A view of Québec: 1


The city is obscured in a thin fog with the oranges and yellows of autumn sneaking through around the spires of churches and modern steel towers. The park is dripping softly and the battlement tower watches the unchanged river slink past. As I write the sun peaks through the fog illuminating the water droplets around our sixteenth floor corner room. The church up the block has a statue atop that is not a weeping angel but looks it for all the world from this distance.wpid-20151022_104226.jpg

We arrived under the cover of night across the wide truss bridge and down a neat tree-lined avenue. Hôtel Le Concorde was impossible to miss brightly lit and sitting atop a rise next to the park.

Having cried in joy crossing the border and gotten hopelessly lost thanks to the gps not understanding that Rte 73 was under construction, my expectations were very low and my emotions were raw when we arrived here but since have been completely reversed. Mainers who visit Québec invariably bring back the same report. “Everyone was so friendly!” I think this is for two reasons. First, the common belief that Parisians are rude has spilled over onto the wider Francophone population. Parisians have a high standard of manners as Anastesia explains here, (btw f you are remotely interested in anything French I recommend Anastesia’s youtube chnanel.) as well as a particular expectation of pronunciation which even French speaking tourists admit is intimidating. That is happily not the case here.  Second, if you have been a tourist to Boston, New York etc. your expectations of enthusiastic and polite service are necessarily very low.

Looking out over this city and walking the manicured streets I can imagine how easy it is to be happy in these surroundings. Happy people give great service and this has been our experience from the girl at Tim Horton’s girl in Beauceville, to the night clerk who happily ran all our credit cards until one wasn’t blocked chatting about his similar experiences outside the country all the while. Special thanks is owed to the concierge who immediately gave us valet parking when the garage was full, helped us with our bags erasing our frazzzled mental state in the process and generally getting our stay off on the right foot.

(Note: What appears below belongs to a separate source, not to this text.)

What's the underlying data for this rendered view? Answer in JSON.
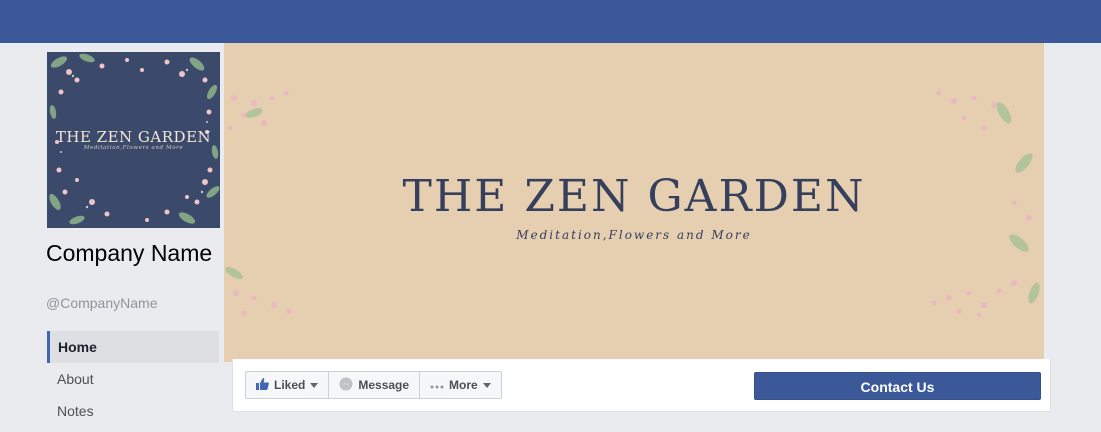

I have not been in Canada for longer that twenty four hours in fourteen years, therefore this trip will be and has been incredibly emotional. However so far it has been good emotions. Our adventure through the hills of rural Québec were more comical then frustrating as we bumbled down a dirt road toward a woodpile that the GPS thought was a road that led to the highway. The people have surpassed all expectations already and the view in phenomenal. The only things that have gone wrong have been the gps and our credit union not following instructions, which quite frankly I expected.

So far we have been to Le Billig Crêperie-Bistro which serves gluten-free buckwheat crêpes and have decided to do brunch there everyday that we can. To begin with they don’t even open until eleven making them a perfect fit to our schedule. The fact that they are gluten-free is key to my happiness and on top of that the service is incredible. A bowl of café au Laité really amps you up for a day of wandering and the very idea of ham and potatoes au gratin on a crêpe is beyond belief. Noyan is a wonderful local cheese. Menus were available in English. Our waitress was happy to speak English to us which only motivates one to pick up French as quickly as possible to return the favor.

My soul is awakening in ways I had only hoped as I adjust to the positivity around me. Later an art museum and more walking. For now I am content to reflect to the upbeat strains of Le Vent Du Nord and let this egg attack pass. This city is amazing, a liberal Prime Minister is assuming power as we speak and all is right with the world.